A maior empresa de streaming de música do mundo disse não ao discurso de ódio.
O Spotify removeu do seu acervo bandas que com esse tipo de letra, pra dar um “cala boca” nos recentes protestos racistas nos Estados Unidos.
Não foram dados detalhes das bandas removidas mas, o aplicativo usa como parâmetro uma lista organizada pela ONG Southern Poverty Law Center, com artistas que disseminam temas relacionados ao racismo e ao nazismo em suas músicas.
Em comunicado enviado à revista “Billboard”, o Spotify afirma que seu catálogo vem de centenas de milhares de gravadoras e agregadores de todo o mundo, que são os primeiros responsáveis pelas músicas.
“Conteúdo ilegal ou materiais que incitem violência ou ódio contra raça, religião, sexualidade ou similares não é tolerado por nós. O Spotify toma medidas imediatas para remover quaisquer desses materiais”.
Estamos felizes de termos sido alertados sobre esse conteúdo e já ter removido muitas das bandas identificadas, enquanto revemos urgentemente o restante”, escreve a plataforma.
História
Toda essa movimentação acontece depois que Paul Resnikoff, fundador da Digital Music News, apontou nesta segunda, 14, 37 bandas que defendem a supremacia branca e podiam ser encontradas no Spotify.
“Na esteira de violentos confrontos em Charlottesville e do crescimento das vozes racistas pós-Trump, a presença da música de supremacia branca no Spotify assume um aspecto diferente”, escreveu ele.

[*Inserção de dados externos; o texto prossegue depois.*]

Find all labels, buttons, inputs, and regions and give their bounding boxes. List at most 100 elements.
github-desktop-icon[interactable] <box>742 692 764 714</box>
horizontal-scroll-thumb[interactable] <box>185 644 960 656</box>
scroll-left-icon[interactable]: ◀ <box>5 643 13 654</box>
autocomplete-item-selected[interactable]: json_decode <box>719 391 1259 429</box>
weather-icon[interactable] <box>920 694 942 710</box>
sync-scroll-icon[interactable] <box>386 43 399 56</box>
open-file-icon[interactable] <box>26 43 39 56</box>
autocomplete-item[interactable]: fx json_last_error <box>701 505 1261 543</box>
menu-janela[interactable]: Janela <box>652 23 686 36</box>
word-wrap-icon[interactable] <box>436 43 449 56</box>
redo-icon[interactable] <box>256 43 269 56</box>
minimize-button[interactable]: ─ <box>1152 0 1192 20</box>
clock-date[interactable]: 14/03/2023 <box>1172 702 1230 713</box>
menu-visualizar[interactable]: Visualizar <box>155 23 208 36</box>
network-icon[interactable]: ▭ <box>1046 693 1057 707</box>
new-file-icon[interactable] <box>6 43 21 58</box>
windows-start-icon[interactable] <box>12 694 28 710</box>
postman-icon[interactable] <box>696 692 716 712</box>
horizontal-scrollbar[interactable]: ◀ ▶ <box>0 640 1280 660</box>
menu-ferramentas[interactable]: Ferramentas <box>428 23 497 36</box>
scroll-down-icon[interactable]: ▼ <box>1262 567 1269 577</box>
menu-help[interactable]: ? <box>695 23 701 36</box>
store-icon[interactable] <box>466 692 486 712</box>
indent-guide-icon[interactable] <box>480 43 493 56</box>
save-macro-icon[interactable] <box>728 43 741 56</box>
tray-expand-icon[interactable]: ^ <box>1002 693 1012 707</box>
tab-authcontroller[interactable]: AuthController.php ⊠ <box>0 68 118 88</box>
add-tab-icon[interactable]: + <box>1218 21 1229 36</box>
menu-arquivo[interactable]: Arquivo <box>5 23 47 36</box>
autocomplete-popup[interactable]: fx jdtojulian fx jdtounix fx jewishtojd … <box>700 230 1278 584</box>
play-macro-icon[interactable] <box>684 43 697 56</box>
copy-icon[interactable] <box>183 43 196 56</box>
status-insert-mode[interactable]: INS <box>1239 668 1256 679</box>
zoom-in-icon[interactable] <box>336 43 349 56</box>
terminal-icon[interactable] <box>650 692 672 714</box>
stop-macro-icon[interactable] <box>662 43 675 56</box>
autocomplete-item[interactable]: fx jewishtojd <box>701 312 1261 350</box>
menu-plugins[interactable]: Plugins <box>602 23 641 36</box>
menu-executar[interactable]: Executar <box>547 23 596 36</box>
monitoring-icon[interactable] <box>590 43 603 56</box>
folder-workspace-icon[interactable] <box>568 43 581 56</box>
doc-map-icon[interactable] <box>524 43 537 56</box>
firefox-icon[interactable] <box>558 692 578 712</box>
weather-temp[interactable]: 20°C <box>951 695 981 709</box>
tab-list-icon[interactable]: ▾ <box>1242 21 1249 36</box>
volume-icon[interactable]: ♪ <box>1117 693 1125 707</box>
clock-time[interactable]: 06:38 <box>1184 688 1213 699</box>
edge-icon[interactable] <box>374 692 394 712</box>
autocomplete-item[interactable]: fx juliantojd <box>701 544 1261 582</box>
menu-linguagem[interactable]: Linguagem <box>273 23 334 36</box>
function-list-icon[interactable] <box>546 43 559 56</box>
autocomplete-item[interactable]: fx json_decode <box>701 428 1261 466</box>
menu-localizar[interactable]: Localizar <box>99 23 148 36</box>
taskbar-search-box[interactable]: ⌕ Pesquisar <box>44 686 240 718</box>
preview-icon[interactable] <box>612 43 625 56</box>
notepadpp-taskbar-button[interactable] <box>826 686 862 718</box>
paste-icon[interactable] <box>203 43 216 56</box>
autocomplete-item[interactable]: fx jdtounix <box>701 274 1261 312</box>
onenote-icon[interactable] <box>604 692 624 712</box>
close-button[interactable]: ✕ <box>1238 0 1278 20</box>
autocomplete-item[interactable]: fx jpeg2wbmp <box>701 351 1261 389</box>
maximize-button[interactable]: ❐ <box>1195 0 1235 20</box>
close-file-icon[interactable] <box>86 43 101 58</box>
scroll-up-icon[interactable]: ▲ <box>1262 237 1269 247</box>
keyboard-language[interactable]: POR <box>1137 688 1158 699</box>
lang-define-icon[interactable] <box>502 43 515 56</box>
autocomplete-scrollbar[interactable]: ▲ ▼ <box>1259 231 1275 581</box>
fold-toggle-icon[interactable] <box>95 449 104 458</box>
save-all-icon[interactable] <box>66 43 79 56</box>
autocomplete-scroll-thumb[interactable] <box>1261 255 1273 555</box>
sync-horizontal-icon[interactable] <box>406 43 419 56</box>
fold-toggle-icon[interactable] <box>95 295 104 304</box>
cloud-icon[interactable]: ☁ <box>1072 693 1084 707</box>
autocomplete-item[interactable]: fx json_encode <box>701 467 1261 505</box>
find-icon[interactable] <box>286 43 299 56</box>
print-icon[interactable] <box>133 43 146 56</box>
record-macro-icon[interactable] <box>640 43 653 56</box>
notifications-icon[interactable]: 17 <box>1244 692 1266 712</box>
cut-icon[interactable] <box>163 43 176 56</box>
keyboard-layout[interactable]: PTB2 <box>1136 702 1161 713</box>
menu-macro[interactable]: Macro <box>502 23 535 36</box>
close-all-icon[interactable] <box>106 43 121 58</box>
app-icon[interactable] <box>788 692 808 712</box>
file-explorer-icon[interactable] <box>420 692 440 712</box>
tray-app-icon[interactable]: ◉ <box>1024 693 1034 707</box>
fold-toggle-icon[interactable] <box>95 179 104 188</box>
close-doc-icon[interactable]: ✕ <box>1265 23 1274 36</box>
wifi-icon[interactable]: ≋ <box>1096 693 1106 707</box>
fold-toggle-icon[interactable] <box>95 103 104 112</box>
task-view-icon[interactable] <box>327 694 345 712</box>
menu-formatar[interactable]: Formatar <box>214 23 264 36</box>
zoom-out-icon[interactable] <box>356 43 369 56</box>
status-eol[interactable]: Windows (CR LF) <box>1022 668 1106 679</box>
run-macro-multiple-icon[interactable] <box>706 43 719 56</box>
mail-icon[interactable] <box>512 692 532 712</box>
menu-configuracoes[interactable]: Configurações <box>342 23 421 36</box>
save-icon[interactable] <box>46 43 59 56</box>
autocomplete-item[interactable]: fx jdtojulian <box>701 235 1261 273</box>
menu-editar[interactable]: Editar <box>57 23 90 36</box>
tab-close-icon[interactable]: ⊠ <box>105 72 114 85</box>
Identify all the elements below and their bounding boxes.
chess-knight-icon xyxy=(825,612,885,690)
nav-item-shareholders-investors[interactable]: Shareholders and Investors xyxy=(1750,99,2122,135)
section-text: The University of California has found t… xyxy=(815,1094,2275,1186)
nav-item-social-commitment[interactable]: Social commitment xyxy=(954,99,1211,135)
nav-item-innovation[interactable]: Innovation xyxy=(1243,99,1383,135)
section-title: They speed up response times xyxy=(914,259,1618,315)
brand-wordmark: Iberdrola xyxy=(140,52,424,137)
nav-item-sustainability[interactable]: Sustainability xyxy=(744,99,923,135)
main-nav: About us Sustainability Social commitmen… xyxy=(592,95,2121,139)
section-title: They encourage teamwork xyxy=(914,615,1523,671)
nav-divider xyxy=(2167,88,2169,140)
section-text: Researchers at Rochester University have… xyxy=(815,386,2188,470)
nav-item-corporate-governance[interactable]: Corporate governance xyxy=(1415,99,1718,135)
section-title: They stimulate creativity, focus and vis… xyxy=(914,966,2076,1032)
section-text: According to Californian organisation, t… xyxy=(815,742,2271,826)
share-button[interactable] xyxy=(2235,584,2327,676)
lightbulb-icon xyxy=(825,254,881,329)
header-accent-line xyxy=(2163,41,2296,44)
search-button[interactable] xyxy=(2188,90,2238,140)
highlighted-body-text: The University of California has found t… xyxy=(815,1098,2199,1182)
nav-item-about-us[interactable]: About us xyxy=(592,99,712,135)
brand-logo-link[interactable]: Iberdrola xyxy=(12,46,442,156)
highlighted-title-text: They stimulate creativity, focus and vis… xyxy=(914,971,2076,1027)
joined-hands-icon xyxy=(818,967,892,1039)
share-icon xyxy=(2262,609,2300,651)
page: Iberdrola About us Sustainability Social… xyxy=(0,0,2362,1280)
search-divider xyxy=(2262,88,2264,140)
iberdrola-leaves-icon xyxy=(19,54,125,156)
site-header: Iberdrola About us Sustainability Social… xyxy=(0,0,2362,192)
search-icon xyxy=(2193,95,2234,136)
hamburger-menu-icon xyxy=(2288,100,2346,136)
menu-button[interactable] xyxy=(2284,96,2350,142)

Resnikoff usou o próprio sistema de bandas relacionadas do site para criar a lista, composta majoritariamente por bandas de sonoridade extrema.
A Deezer, Apple Music, Napster e Tidal, que oferecem o mesmo serviço que o Spotify, ainda não confirmaram se também vão excluir de seu acervo grupos relacionados a discursos de ódio.